Could it be 5 and 2? 5 + 2 = 7, but 5 × 2 = 10 (not -20)

Could it be -5 and 12? -5 + 12 = 7, and -5 × 12 = -60 (not -20)

Could it be -4 and 11? -4 + 11 = 7, and -4 × 11 = -44 (not -20)

Let me solve this correctly using factoring. For x² – 7x – 20 = 0:

We look for factors of -20 that have a difference of 7 (since one will be added and one subtracted).

Factor pairs of 20: (1,20), (2,10), (4,5)

Considering signs for a product of -20:

• (4, -5): difference is 9
• (-4, 5): difference is 9
• (2, -10): difference is 12
• (-2, 10): difference is 12
• (1, -20): difference is 21
• (-1, 20): difference is 21

Actually, I think I need to be more systematic.
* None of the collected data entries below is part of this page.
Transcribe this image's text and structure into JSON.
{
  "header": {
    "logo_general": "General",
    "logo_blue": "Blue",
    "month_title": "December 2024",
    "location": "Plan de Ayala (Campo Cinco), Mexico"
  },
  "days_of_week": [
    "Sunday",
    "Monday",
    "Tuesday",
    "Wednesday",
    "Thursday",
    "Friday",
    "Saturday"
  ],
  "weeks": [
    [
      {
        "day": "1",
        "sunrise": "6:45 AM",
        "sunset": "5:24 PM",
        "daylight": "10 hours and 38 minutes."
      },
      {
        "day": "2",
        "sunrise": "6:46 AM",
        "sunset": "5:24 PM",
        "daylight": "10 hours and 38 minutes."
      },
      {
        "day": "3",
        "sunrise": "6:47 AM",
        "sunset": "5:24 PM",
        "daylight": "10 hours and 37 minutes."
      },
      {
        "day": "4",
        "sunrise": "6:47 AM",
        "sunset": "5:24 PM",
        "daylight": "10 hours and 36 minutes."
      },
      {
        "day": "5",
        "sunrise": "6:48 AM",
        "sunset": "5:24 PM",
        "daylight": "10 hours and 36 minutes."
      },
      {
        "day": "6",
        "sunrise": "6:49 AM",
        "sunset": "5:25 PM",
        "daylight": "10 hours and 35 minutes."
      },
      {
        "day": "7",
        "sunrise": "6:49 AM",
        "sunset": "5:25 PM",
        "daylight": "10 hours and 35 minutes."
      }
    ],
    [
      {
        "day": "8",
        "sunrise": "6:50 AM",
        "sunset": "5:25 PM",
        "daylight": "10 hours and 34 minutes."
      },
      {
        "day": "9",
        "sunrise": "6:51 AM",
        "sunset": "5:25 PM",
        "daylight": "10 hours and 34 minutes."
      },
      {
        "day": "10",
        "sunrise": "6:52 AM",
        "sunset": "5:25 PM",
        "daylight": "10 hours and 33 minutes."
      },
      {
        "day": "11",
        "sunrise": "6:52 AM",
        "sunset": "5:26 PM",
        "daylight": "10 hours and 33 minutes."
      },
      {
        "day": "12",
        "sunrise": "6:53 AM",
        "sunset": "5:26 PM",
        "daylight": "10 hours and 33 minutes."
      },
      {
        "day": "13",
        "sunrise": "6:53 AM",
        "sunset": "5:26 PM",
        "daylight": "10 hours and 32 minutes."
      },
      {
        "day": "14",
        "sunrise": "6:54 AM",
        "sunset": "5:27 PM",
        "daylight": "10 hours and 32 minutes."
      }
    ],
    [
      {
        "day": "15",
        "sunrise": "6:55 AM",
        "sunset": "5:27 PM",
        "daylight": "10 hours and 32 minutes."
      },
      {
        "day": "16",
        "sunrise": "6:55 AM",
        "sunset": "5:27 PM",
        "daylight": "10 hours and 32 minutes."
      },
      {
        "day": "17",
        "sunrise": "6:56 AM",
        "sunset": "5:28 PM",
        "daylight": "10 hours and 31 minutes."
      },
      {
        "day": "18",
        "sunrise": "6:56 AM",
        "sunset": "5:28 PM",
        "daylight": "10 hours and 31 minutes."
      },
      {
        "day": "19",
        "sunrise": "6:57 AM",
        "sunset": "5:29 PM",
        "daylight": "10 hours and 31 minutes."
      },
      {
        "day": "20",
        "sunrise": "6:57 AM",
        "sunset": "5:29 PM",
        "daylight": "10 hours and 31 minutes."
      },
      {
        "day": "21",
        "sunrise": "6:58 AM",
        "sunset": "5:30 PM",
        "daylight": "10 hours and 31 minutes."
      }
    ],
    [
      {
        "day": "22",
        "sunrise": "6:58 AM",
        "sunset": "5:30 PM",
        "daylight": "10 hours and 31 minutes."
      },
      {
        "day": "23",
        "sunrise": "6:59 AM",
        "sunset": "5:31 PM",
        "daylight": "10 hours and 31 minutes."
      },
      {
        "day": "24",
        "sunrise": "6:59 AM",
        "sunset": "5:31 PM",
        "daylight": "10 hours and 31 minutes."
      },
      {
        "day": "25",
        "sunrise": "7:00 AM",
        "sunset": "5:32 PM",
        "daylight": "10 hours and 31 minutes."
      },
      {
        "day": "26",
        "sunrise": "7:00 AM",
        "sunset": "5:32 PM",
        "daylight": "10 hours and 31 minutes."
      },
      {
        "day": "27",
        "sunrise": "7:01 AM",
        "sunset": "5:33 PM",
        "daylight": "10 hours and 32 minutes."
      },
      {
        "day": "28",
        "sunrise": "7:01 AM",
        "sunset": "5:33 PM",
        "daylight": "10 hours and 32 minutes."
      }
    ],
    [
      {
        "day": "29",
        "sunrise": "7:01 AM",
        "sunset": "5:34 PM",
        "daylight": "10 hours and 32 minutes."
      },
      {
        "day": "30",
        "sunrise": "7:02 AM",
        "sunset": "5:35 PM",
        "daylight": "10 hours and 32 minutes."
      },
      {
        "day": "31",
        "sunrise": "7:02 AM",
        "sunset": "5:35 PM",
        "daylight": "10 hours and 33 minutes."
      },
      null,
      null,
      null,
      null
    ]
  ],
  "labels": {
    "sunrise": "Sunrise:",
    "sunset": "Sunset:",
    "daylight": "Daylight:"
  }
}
Let’s use the quadratic formula properly:

For x² – 7x – 20 = 0:

x = (7 ± √(49 – 4(1)(-20)))/2

x = (7 ± √(49 + 80))/2

x = (7 ± √129)/2

Since this doesn’t give us nice integer solutions, let me verify the original problem statement is correct.

But assuming it is correct, the two numbers are:

x₁ = (7 + √129)/2 ≈ 9.18

x₂ = (7 – √129)/2 ≈ -2.18

Verification of the Solution

Let’s verify our solutions work:

• Sum: 9.18 + (-2.18) = 7.00 ✓
• Product: 9.18 × (-2.18) ≈ -20.00 ✓

The exact solutions are (7 + √129)/2 and (7 – √129)/2.

Frequently Asked Questions

Why isn’t there a simple integer solution?

Not all problems of this type have integer solutions. The discriminant (b² – 4ac) determines the nature of the solutions. When it’s not a perfect square, we get irrational solutions.

How can I check if my answer is correct?

Always verify by substituting your numbers back into both original conditions. The sum should equal 7, and the product should equal -20.

What if I get different numbers in a similar problem?

The method remains the same: set up the quadratic equation and solve using factoring (if possible) or the quadratic formula.

Are there other ways to solve this type of problem?

Yes, you could use substitution methods or graphing techniques, but the algebraic approach shown here is typically the most efficient.

Mastering Number Relationship Problems

Understanding how to nunmbers that add to 7 and multiply to -20 that satisfy multiple conditions is a valuable algebraic skill. While this particular problem yielded irrational solutions, the systematic approach we used applies to all similar problems. Remember to set up your equations carefully, choose the most appropriate solution method, and always verify your results.

The key takeaway is that mathematical relationships don’t always yield neat, integer solutions and that’s perfectly normal. Building comfort with irrational numbers and exact expressions like (7 ± √129)/2 is an important part of mathematical growth.